Идеология секуляризированного эмпиризма и политическая эмансипация капитала






 

После того как Нидерландские Соединенные Провинции сошли с политической арены в качестве ведущего игрока, их ме­сто заняла Великобритания, которая путем активной внешней политики и непрекращающейся военной экспансии постепен­но превратилась в империю, «над которой не заходит солнце». Не вызывает никакого сомнения то, что ее длительное могущество стало возможным благодаря тем глубинным духов­но-психологическим и социально-политическим преобразова­ниям, которые последовали за «славной английской революци­ей» 1642—1649 годов.

Как и в Голландии, ее Движущей силой были радикально на­строенные протестантские движения, объединившие в своих рядах английских пуритан1. Финансировали и направляли ре-

 

1 От англ, риrе или латинского purus — чистый. Пуритане хотели «вы­чистить» англиканскую церковь от уцелевших элементов католицизма.

волюционные народные массы влиятельные торгово-финансовые круги Англии. Схемы социально-политического переуст­ройства страны конструировались британскими антимонархи­ческими идеологами на основе синтеза идей так называемых монархомахов (чье влияние существенно окрепло в середине XVI века) и концепций нидерландских мыслителей «естествен­ного права» и «договорного государства». Первые обосновыва­ли право подданных низвергать государя и, если это необходи­мо, «проливать его кровь», а вторые предлагали проект «спра­ведливого общества» без главенствующей роли монарха. На все это накладывалась энергетика целенаправленно культивируе­мой ненависти народных масс к национальной церкви, что ста­ло возможным благодаря тому, что к началу 30-х годов XVII века Англия оказалась покрыта густой сетью нелегальных и полуле­гальных религиозных собраний, игравших роль своего рода на­родных «просветительских клубов». Звучавшие на них кальви­нистские проповеди, модифицированные в соответствии с ан­глийскими реалиями, достаточно эффективно «промывали мозги» низшим слоям общества. Религиозная трибуна была мастерски использована для политической пропаганды. Таким образом, народ психологически готовили к революции, убеж­дая его в том, что англиканская церковь покинута Богом, а су­ществующий сословный строй Англии лишен божественной санкции. Как следствие этого, в 1646 году была уничтожена епископальная система национальной церкви, а в 1649-м — мо­нархический строй.

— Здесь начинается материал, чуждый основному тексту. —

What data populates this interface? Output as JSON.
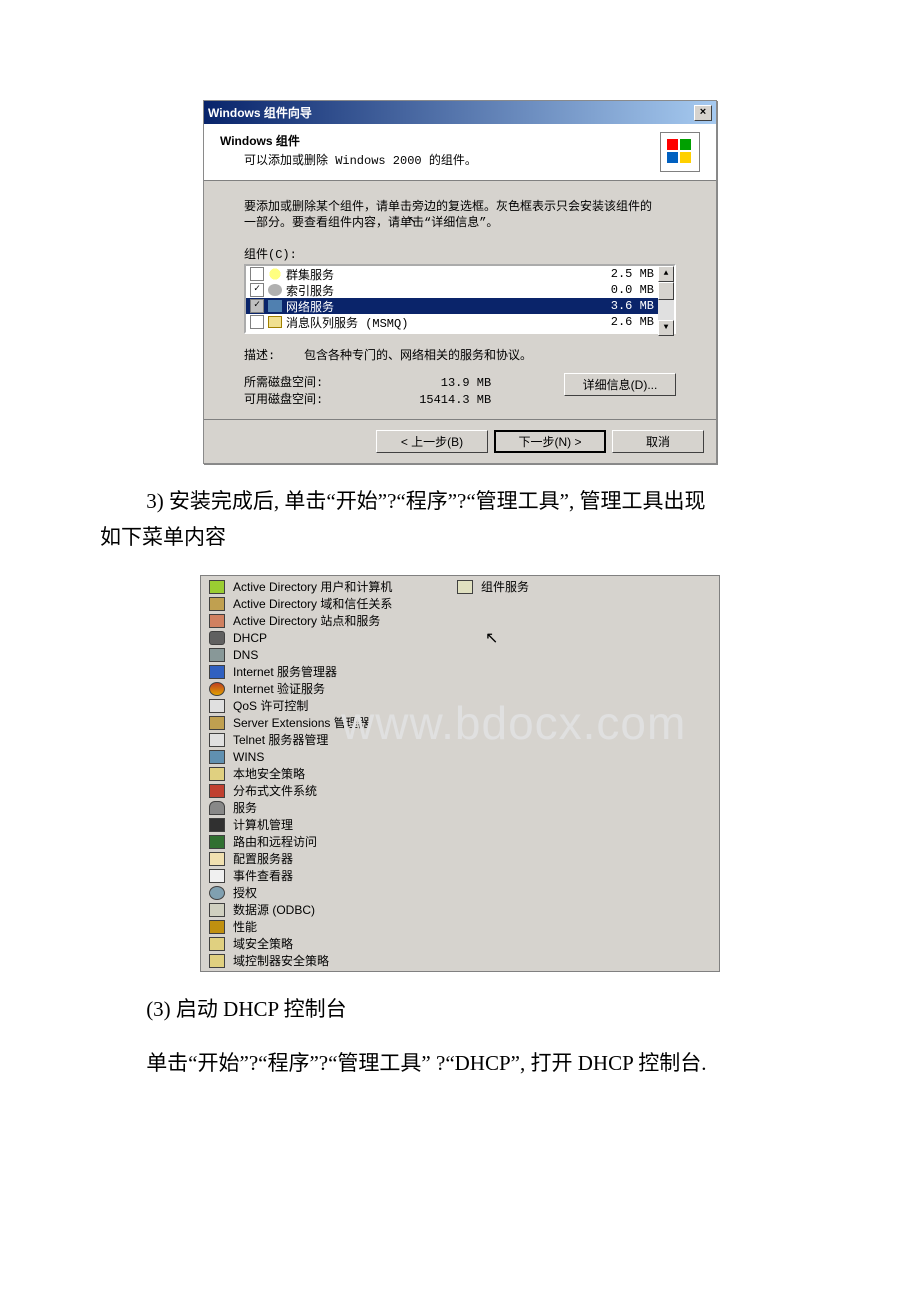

Кроме незатейливой массовой пропаганды, рассчитанной на широкие народные массы, шла также идеологическая обра­ботка высших слоев общества, апеллирующая не к религиоз­ным чувствам человека, а к его разуму. Интересным моментом сформированной к тому времени в стране интеллектуальной атмосферы стало то, что идеями голландских идеологов типа Греция, кроме антимонархистов, пользовались и сторонники монархии. То есть европейский государь как таковой уже не мог в идеологическом плане обосновывать свою власть, апеллируя к трансцендентному Богу и заявляя о себе как о его наместнике в данной стране, ему стала необходима предметная эмпирика, упорядоченная формальной логикой.

Такие идеологи, как Клавдий Салмазий, утверждавшие, что монархи получают свою власть от Бога и никто из людей не смеет ее ограничивать, или такие как Роберт Фильмер, дока­зывающие, что власть королей унаследована непосредствен­но от прародителя рода человеческого — Адама — и не подчинена законам людей, были не способны противостоять интел­лектуальному напору революционеров. Именно поэтому наи­более значительным представителем идеологии роялистов стал Томас Гоббс (1588—1679), попытавшийся в произведении «Ле­виафан, или Материя, форма и власть государства церковного и гражданского» (1651) использовать секуляризованную логи­ку. Однако встроившись в смысловую матрицу своих против­ников, Гоббс (как и другие монархисты) обрек себя на идей­ное поражение.

Оставаясь в духовно-психологической матрице Н. Маки­авелли, Т. Гоббс привносит в нее новые элементы. Представ­ляя людей как существ, обусловленных неудержимой страс­тью к наживе (жадность как психологическая доминанта), бе­зопасности (страх как психологическая доминанта), славе (честолюбие как психологическая доминанта) и т.п., он за­являет об их природном равенстве (т.е. все одинаковы в сво­их инстинктах) и равенстве в «праве на все». То есть для Гоббса люди равны в своем эгоизме, жадности, трусости, често­любии и стремлении к жизненным благам. Эти же качества, по его мнению, наделяют человеческие отношения тоталь­ным антагонизмом, делают людей вечными, непримиримы­ми врагами. Отсюда у него возникает концепция «homo homini lupus est»1. Она же репродуцирует идею того, что в «ес­тественном состоянии», при котором нет власти (?), царит «bellum omnia contra omnes»2.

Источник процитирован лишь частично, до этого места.